Freeway Lighting Partners (FLP), the P3, is a consortium of Star America Fund, Aldridge Electric, WSP (formerly known as Parsons Brinckerhoff), and Engine (formerly Cofely Services). After becoming aware of our work on the Public Lighting Authority Detroit Street Light Improvement Project and other work for MDOT, Aldridge selected Motor City Electric Co. (MCE) & Motor City Electric Utilities (MCEU) as electrical contractor for the project.

Improving freeway lighting enhances motorist visibility and traffic safety. At the start of the project, close to 70% of the freeway lights were not working for various reasons including budgetary constraints and copper theft. Of the total lights, 87% were high-pressure sodium or metal halide fixtures. The P3 contract mandates that 90% of the lights be operational after the first year and 98% after the second year to receive the maximum payments.

MCE/MCEU removed and replaced all 15,ooo lights with energy-efficient LEDs. MCE/MCEU also repaired malfunctioning circuits and installed time clock controls in all lighting panels. All of this work was performed from 2015 to 2017. During that time, MCE was contractually obligated to monitor all lighting infrastructure while identifying and repairing deficiencies.

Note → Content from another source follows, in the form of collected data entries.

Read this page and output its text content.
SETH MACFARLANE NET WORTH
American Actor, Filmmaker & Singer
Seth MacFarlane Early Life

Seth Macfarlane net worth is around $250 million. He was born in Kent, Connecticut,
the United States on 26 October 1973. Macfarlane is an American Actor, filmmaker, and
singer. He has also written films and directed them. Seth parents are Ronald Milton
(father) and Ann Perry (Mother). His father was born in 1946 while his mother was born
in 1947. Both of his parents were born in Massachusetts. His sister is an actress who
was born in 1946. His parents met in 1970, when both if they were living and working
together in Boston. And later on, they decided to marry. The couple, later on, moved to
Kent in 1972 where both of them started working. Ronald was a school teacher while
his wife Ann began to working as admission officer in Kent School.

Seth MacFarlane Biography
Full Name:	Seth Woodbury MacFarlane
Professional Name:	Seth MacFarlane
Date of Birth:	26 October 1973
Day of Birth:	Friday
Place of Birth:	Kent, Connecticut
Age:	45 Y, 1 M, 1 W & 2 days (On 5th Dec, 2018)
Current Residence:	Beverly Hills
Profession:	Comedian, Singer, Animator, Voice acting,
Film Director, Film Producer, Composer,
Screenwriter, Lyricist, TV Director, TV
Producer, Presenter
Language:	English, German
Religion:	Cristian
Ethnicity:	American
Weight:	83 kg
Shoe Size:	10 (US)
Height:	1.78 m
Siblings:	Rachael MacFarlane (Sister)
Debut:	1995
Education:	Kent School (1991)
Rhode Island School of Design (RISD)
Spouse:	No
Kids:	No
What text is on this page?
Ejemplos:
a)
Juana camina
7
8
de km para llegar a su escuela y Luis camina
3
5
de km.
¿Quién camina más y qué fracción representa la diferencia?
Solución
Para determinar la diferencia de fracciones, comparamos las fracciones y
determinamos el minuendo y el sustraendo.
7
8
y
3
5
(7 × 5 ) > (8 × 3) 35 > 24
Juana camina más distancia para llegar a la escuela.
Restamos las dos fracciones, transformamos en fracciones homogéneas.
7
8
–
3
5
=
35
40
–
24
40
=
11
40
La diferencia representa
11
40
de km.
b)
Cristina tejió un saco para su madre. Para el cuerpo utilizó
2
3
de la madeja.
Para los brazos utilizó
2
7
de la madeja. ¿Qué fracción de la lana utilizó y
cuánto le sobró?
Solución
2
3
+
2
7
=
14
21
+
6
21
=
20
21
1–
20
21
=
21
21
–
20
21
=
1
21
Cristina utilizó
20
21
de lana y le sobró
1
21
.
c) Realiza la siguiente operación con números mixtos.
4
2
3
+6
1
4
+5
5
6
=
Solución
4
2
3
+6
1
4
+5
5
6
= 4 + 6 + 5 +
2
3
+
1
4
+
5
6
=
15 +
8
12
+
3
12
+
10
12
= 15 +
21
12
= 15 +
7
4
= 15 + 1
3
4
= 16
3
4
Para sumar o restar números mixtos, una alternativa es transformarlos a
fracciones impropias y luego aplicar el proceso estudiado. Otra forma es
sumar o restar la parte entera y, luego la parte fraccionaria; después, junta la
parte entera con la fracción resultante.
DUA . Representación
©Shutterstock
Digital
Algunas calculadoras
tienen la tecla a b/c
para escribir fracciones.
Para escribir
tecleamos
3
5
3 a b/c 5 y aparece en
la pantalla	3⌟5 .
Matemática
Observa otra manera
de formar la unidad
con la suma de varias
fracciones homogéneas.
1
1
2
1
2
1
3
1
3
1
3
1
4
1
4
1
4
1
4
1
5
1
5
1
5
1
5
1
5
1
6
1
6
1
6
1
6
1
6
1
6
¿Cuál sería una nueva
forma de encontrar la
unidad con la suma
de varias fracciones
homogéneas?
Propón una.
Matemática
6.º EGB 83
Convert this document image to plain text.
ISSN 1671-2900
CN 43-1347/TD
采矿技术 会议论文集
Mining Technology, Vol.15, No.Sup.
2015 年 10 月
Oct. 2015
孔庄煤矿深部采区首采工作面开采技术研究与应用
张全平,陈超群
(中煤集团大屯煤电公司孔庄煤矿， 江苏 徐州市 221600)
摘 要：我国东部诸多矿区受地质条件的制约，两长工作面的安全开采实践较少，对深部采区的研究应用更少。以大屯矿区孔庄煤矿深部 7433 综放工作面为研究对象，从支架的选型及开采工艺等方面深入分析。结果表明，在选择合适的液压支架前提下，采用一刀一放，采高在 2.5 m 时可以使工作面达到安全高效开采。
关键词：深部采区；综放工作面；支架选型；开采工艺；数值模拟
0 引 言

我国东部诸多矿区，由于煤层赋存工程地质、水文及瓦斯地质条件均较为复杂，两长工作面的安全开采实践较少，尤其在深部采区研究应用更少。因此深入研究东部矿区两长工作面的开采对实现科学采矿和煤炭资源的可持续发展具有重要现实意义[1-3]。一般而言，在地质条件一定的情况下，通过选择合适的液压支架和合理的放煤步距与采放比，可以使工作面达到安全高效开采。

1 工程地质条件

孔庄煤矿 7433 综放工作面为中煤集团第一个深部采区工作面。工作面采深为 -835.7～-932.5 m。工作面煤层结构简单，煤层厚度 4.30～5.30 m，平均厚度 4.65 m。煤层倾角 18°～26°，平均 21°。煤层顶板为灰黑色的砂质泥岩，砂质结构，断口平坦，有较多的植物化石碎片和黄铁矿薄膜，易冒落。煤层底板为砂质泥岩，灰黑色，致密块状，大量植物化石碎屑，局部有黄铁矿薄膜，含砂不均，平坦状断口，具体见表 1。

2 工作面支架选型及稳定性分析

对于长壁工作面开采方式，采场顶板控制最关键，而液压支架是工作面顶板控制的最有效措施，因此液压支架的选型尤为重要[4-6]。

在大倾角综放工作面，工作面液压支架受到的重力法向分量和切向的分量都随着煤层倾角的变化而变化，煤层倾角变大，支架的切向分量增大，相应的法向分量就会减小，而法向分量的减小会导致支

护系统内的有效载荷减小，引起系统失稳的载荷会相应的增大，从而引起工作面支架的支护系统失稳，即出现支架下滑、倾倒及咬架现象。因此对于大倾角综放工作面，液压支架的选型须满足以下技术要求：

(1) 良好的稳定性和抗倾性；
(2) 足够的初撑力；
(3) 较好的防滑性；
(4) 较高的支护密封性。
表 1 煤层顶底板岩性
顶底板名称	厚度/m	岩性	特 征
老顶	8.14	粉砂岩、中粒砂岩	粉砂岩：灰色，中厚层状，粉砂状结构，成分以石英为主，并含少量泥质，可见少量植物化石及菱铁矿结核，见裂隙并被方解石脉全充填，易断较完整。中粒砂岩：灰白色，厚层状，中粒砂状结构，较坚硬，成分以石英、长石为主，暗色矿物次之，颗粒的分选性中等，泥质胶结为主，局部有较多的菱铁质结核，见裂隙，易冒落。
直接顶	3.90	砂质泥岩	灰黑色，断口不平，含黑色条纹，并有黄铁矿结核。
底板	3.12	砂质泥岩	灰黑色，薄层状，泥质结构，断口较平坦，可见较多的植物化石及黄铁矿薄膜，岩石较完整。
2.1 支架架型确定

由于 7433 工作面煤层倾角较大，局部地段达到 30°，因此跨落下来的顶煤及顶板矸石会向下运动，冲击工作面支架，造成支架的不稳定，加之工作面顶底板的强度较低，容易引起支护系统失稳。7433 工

The value of the P3 for this project is that the conversion to LED lights, economies of scale that lower equipment costs, and transferring risk while creating incentives to a private partner, ensure effective operation and maintenance. According to MDOT, capital costs over two years are $39.6 million and O&M costs during the 13-year operating period are set at $51.6 million, excluding electricity costs. Taxpayers will realize savings as the annual cost of the services under this contract is expected to be lower than what MDOT would have to pay for upgrades.